Chapter 13 Exercises

13.1 Chapter 2

  1. Install R and RStudio.

  2. Set RStudio up as you wish to. Choose a nice pane layout and theme.

  3. Create an RStudio Project for this course.

  4. Set up RMarkdown. Write a short text on your expectations for this course. It should at least contain: a header, an image, an unordered list. Knit it to HTML and PDF. Bonus points for including references to papers you would recommend.

  5. Install and load the tidyverse package.

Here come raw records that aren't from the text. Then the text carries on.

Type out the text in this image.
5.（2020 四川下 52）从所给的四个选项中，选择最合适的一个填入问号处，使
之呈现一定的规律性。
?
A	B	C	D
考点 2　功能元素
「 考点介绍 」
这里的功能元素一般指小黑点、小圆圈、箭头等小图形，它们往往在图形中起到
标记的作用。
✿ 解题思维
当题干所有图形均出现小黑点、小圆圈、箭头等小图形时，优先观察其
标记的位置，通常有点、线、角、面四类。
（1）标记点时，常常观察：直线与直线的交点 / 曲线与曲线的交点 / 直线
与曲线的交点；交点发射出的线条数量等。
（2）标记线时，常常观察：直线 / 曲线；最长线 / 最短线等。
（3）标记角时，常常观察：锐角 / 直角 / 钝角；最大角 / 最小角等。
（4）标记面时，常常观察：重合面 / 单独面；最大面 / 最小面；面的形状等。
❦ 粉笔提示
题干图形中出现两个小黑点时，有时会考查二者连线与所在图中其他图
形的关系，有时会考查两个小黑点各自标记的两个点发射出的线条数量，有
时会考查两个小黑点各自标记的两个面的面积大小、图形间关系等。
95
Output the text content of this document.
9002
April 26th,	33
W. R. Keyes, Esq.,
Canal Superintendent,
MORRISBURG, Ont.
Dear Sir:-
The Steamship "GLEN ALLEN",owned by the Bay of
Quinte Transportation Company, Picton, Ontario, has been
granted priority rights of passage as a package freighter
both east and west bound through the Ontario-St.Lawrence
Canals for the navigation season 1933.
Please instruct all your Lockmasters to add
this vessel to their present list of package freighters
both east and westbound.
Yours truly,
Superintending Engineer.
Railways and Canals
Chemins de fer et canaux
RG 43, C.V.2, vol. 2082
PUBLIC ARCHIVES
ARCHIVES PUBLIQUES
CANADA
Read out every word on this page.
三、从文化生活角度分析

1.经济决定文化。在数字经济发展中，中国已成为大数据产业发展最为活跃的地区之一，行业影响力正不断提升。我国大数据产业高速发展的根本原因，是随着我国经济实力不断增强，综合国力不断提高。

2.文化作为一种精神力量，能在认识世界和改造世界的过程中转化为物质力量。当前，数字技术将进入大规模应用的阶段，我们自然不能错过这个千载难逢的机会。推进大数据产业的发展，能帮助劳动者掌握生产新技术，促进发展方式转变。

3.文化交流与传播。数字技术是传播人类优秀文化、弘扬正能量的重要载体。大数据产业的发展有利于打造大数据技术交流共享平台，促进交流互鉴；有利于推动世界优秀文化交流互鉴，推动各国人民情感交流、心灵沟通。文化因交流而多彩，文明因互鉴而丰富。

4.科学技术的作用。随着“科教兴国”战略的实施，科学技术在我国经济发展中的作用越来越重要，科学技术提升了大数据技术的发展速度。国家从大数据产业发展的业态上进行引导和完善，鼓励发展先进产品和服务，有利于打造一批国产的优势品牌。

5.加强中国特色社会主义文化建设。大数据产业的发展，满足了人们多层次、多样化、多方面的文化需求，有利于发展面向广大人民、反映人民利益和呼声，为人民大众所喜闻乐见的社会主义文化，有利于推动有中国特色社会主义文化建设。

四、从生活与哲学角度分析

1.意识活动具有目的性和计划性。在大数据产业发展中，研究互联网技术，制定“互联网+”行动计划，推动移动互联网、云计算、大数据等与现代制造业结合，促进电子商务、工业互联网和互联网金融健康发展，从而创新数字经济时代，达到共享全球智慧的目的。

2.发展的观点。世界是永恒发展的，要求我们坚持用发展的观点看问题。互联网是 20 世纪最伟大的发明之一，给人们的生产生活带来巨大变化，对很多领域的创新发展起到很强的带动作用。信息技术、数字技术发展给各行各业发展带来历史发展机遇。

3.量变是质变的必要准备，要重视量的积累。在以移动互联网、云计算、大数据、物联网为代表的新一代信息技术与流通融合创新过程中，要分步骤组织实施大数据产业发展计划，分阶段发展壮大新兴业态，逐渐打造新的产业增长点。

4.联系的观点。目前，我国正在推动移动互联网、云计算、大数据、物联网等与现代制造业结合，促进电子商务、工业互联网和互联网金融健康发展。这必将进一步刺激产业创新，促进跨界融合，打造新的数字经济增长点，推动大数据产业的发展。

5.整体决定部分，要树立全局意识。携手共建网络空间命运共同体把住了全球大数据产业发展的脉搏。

Solution. Click to expand!

Solution:

install.packages("tidyverse")
library(tidyverse)

13.2 Chapter 3

  1. A farmer has 53323 chickens, 1334 cows, and 4323 horses.
    1. Store them in a vector. Name the elements.
    2. The animals have bred. There are now 75 per cent more chickens, 30 per cent more cows, and 50 per cent more horses. What is this in absolute numbers? Store the results in a new vector. Round up the results using the ceiling() function.
    3. The farmer has to pay the tax amount x for every 2000th animal of a certain breed. How many times x does she have to pay for each breed (use the floor() function)? For which breed does she have to pay the most (you can use the max() function for this)?
  2. Store the data from task 6 in a tibble. Name the columns breed, number_timepoint_1, number_timepoint_2, number of tax units. a.Which variable should be converted to a factor variable?
    1. What’s the difference in numbers between time point 1 and time point 2? Store the result in a vector named difference. Try to access the different columns in every way poossible.
Solution. Click to expand!
library(tidyverse)
#1
#a
animals <- c(chickens = 53323, cows = 1334, horses = 4323)

#b
bred_animals <- ceiling(animals * c(1.75, 1.3, 1.5))

#c
taxes <- floor(bred_animals/2000)
max(taxes)

#2
animal_tibble <- tibble(
  breed = names(animals),
  number_timepoint_1 = animals,
  number_timepoint_2 = bred_animals,
  `number of tax units` = taxes
)

#a
#breed

#b
difference <- animal_tibble[["number_timepoint_2"]] - animal_tibble[["number_timepoint_1"]]
difference <- animal_tibble$number_timepoint_2 - animal_tibble$number_timepoint_1
difference <- animal_tibble[, 3] - animal_tibble[, 2]

13.3 Chapter 4

Firstly, download and extract the zip file. Then…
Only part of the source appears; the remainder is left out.